Deupree v. State

224 P. 993 | Okla. Crim. App. | 1924

Plaintiff in error, here referred to as the defendant, in the trial was designated by different names. In the caption of the information the name appears "J.M. Deupree"; in the body of the information, "James Deupree"; in other parts of the record, "Jim Deupree." The defendant, as one of his assignments of error, maintains that this discrepancy in names is fatal to a sustaining of the conviction.

Defendant now claims that in the court below he interposed an objection because of this discrepancy at the beginning of the testimony of the first witness for the state. The objection so interposed was as follows:

"Comes now the defendant and objects to the introduction of any testimony in this case for the reason that the information fails to charge an offense against him under the laws of the state of Oklahoma."

The objection so made was insufficient to call the court's attention to this discrepancy. The defendant will not be permitted to take advantage of veiled objections, couched in such language that the court cannot determine from the objection the real ground upon which such objection is based.

There can be no controversy, from the entire record and testimony, that J.M. Deupree, James Deupree, and Jim Deupree were one and the same person; no showing was *89 made that there were other Deuprees having illegal possession of intoxicating liquor at or near this time, or at any time.

The testimony discloses that at the time alleged in the information, February 18, 1921, certain peace officers, acting under authority of a search warrant, went to the residence of the defendant in Capitol Hill and there found, under the back steps leading up to a porch, three gallons of corn whisky. The officers, or some of them, testified that a snow had fallen the night previous; that an automobile belonging to defendant stood in the driveway near the house; and that tracks in the snow indicated that some person had passed to and from the automobile to the front door of the house and that there were tracks on the back steps leading to the side of steps where the whisky was found.

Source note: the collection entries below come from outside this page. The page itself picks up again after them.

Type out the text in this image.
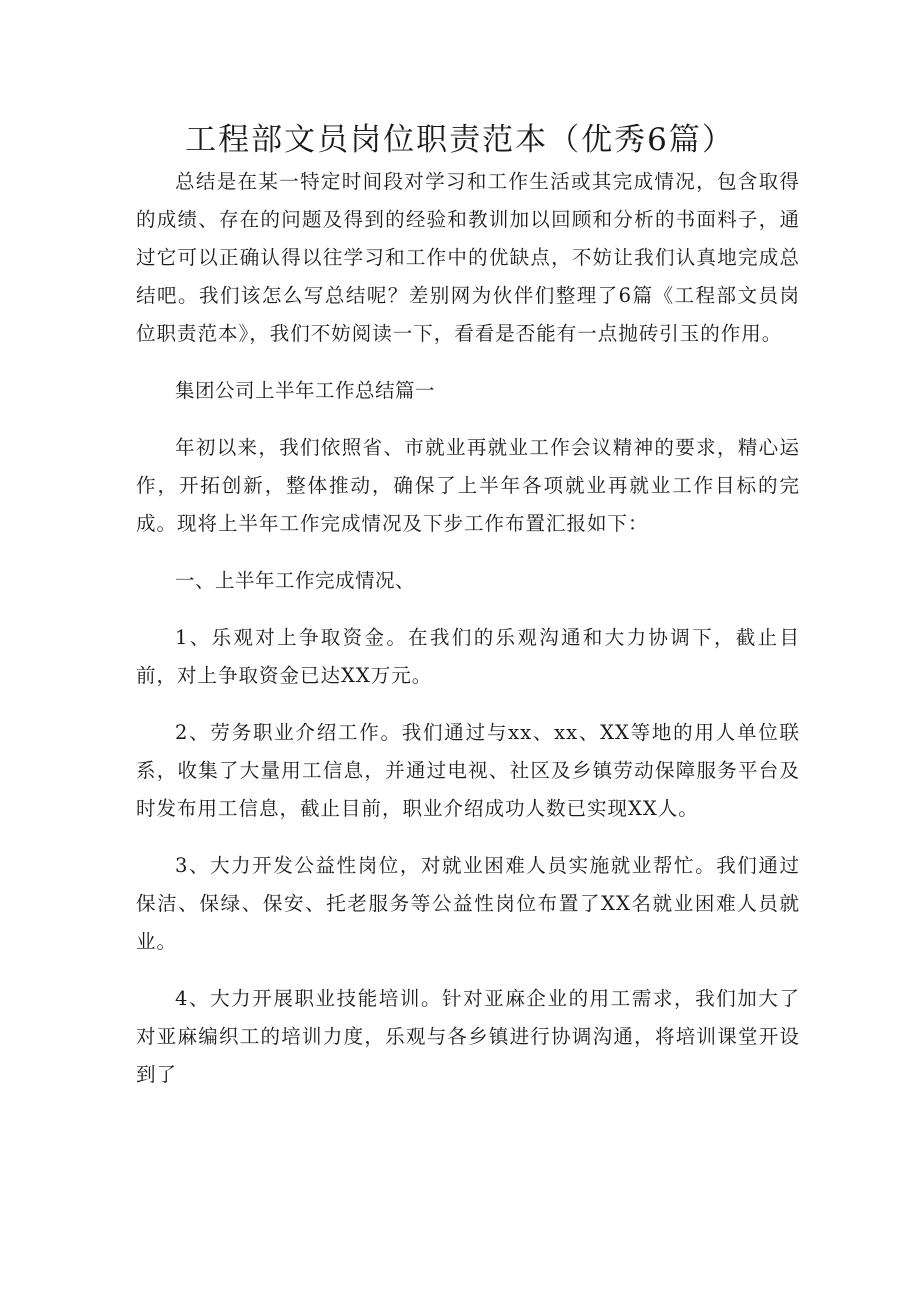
工程部文员岗位职责范本（优秀6篇）

总结是在某一特定时间段对学习和工作生活或其完成情况，包含取得的成绩、存在的问题及得到的经验和教训加以回顾和分析的书面料子，通过它可以正确认得以往学习和工作中的优缺点，不妨让我们认真地完成总结吧。我们该怎么写总结呢？差别网为伙伴们整理了6篇《工程部文员岗位职责范本》，我们不妨阅读一下，看看是否能有一点抛砖引玉的作用。

集团公司上半年工作总结篇一

年初以来，我们依照省、市就业再就业工作会议精神的要求，精心运作，开拓创新，整体推动，确保了上半年各项就业再就业工作目标的完成。现将上半年工作完成情况及下步工作布置汇报如下：

一、上半年工作完成情况、

1、乐观对上争取资金。在我们的乐观沟通和大力协调下，截止目前，对上争取资金已达XX万元。

2、劳务职业介绍工作。我们通过与xx、xx、XX等地的用人单位联系，收集了大量用工信息，并通过电视、社区及乡镇劳动保障服务平台及时发布用工信息，截止目前，职业介绍成功人数已实现XX人。

3、大力开发公益性岗位，对就业困难人员实施就业帮忙。我们通过保洁、保绿、保安、托老服务等公益性岗位布置了XX名就业困难人员就业。

4、大力开展职业技能培训。针对亚麻企业的用工需求，我们加大了对亚麻编织工的培训力度，乐观与各乡镇进行协调沟通，将培训课堂开设到了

The defendant testified in his own behalf that he had left the Kingkade Hotel at midnight the night previous; that at that time no snow had fallen; that when he awoke, late the next morning, there was about six inches of snow on the ground; that there were no tracks in the snow made by his automobile; and that the tracks leading from the front door of the house to the car were made by him and an officer when the search was in progress, in an effort to start the engine of the car. Defendant denied that he knew anything about the whisky found by the officers, and claimed that it had been placed there by some person or persons unknown to him; he claimed further that certain persons in that neighborhood were making an effort to get him to remove from the community and that some one of them might have placed the whisky there for the purpose of causing his arrest. Defendant stated that the whisky found was a poor quality of whisky, containing dregs and particles of drugs held in solution; that he drank whisky habitually, but not *90 whisky of that character; that he did not at that time, or at any time, sell or keep for sale this or any other whisky.

On rebuttal the officers denied defendant's explanation as to the tracks.

Upon this conflicting evidence the jury rendered a verdict of guilty, assessing the minimum punishment. The sufficiency of the evidence was challenged by defendant in his motion for a new trial, which was by the court overruled.

Applying the rule often announced, that verdict of a jury will not be disturbed where there is direct evidence of a probative character tending to sustain the verdict, and that the weight of the evidence and the credibility of the witnesses are questions for the jury, the judgment of the trial court must be affirmed; and it is so ordered.

MATSON, P.J., and DOYLE, J., concur.